Feature Spotlight:
The Tavern System
Conan Exiles
From Survival Camps to Civilization
The Goal
The tavern feature was a cornerstone piece in a multi-year strategy aimed at evolving the Conan Exiles endgame toward a "Conan the King" era, where we wanted player settlements to feel less like static survival forts and more like living, breathing cities.
The Problem
Exiles’ iconic "knock them out and drag them" method of acquiring thralls is very Conan the Barbarian, but its not very “Kingly” and it doesn’t exactly make for the most fun (or marketable) gameplay.
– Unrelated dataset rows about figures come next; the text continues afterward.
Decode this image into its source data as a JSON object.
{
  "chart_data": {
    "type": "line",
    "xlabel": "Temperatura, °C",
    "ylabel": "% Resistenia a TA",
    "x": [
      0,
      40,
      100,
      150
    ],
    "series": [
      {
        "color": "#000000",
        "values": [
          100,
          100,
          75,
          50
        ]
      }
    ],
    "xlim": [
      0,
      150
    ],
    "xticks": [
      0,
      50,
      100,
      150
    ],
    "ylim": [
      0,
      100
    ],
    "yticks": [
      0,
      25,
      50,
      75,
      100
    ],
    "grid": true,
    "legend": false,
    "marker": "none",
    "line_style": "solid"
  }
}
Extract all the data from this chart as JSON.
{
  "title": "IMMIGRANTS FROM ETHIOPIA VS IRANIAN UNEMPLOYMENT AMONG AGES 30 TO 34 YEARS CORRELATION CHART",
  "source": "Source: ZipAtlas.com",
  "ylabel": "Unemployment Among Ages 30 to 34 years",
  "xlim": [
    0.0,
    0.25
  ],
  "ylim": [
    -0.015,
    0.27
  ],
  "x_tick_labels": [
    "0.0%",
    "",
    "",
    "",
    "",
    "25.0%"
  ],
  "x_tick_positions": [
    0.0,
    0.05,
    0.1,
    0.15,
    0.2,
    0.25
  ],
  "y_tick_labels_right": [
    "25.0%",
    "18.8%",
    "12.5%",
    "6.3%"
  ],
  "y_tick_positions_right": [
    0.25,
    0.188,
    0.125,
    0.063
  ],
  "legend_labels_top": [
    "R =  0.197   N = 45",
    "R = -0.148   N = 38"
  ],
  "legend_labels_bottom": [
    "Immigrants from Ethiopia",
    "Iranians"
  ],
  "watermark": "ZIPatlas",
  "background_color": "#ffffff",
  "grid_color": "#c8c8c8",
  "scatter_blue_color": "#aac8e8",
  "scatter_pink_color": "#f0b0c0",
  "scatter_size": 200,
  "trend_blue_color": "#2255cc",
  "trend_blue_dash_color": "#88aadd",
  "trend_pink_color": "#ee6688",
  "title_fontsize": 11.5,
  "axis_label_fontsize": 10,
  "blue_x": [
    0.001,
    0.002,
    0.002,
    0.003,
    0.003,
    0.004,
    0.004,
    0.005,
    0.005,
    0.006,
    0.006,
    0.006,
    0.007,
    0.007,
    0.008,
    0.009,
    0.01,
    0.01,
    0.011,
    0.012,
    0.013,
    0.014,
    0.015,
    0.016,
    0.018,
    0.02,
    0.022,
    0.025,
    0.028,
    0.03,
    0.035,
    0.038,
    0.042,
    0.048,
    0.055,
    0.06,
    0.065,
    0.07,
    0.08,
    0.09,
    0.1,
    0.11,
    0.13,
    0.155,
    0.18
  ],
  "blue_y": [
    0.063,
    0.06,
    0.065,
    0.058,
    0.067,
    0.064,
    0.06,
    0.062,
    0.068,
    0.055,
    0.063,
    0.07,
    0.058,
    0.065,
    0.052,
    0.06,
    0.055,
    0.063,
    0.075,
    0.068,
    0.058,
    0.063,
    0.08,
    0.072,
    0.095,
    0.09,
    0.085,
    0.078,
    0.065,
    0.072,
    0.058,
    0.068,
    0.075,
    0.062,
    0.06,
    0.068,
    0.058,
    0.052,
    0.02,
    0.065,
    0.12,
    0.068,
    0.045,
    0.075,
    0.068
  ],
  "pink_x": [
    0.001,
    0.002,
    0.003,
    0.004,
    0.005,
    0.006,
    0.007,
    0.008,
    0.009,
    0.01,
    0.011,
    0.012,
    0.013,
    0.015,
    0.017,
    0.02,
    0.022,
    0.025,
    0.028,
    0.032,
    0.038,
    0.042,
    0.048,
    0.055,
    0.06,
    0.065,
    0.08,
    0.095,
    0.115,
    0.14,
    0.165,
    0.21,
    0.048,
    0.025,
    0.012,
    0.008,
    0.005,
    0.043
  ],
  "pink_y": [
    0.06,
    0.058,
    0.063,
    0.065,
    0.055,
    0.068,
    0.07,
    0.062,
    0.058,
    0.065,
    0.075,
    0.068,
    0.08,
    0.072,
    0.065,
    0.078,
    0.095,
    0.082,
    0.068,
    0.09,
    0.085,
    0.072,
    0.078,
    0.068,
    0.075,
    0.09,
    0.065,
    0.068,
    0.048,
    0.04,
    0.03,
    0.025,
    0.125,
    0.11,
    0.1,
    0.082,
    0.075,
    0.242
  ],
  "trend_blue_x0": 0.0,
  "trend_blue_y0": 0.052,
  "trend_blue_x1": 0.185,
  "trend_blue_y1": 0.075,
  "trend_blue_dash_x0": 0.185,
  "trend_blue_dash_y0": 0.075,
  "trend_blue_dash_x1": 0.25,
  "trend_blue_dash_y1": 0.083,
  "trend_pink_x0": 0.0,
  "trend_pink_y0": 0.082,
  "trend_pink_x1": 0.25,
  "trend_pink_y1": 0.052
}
If players are going to be building cities, they need more than a rugger warband; they need allies, traders, and travelers.
The Intent
We wanted the world-state to matter. If you rescued a cage full of hostages from cultists, you may find them later in your tavern looking for a hot meal, or a job.
The Tavern was designed to be a narrative and mechanical hub: a place to trade goods, hire mercenaries, advance quests, and listen for rumors.
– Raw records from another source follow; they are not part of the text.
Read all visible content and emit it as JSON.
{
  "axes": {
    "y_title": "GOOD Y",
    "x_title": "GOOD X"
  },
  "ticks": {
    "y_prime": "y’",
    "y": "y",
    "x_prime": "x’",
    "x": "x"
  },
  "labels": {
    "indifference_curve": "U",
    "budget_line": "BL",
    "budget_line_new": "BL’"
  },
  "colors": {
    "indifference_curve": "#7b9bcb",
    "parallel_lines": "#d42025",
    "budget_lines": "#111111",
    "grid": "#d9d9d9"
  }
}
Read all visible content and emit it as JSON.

Screenshot of a Slack canvas drawn during the initial brainstorming session
The Process
Pathing, Persistence, and Production Realities
Un-Hardcoding the AI
The existing NPC pathing and avoidance algorithms were strictly tuned for chasing and combat. Getting an NPC to casually navigate a crowded room and sit on a barstool required hunting through legacy code and consulting with principal programmers to eventually expose and manipulate deeply hard-coded combat values.
State Persistence
To manage "Patron Pools" that could be shared across player clans, I repurposed the backend of our existing shared-clan inventory systems. By treating patrons as hidden items in this inventory, we had a robust, ready-made infrastructure.
Production Triage
During development, a communication breakdown led to an external programming team charging ahead and building out a misunderstood version of the architecture. Faced with tight deadlines, I made the tough call to salvage and adapt their work rather than scrapping it. It resulted in a clunkier dev-facing system, but allowed us to focus on more player facing content and polish for the release.
The Outcome
NPC Farms and Bar Brawls
Player Reception
I envisioned the Tavern primarily as an immersive roleplay hub with the added benefit of hiring NPCs. The players, with terrifying efficiency, immediately gamed the system and turned it into a hyper-optimized NPC-hiring mill.
The Takeaway
If I were to build "Tavern 2.0," I would want to build gameplay directly into the act of engaging with and hiring new people. Instead of a flat exchange, I’d look towards mechanics for leveling and customizing the bar to attract more rare and desirable clientele, and meta-games for “courting” potential new allies.
Iterative Polish
I later mentored a summer intern to address some of these "farming" behaviors in a very Conan way. We utilized new AI tech to build a "kick out" feature, allowing players to initiate fights to violently clear out unwanted patrons.
Documentation & Architecture
Because the backend implementation required compromises to hit our deadlines, having crystal-clear documentation was paramount. As a Technical Designer, I believe clean hand-offs are everything.
I maintain a steadfast dedication to making sure my systems are easily understandable for non-technical designers and perfectly primed for the modding community.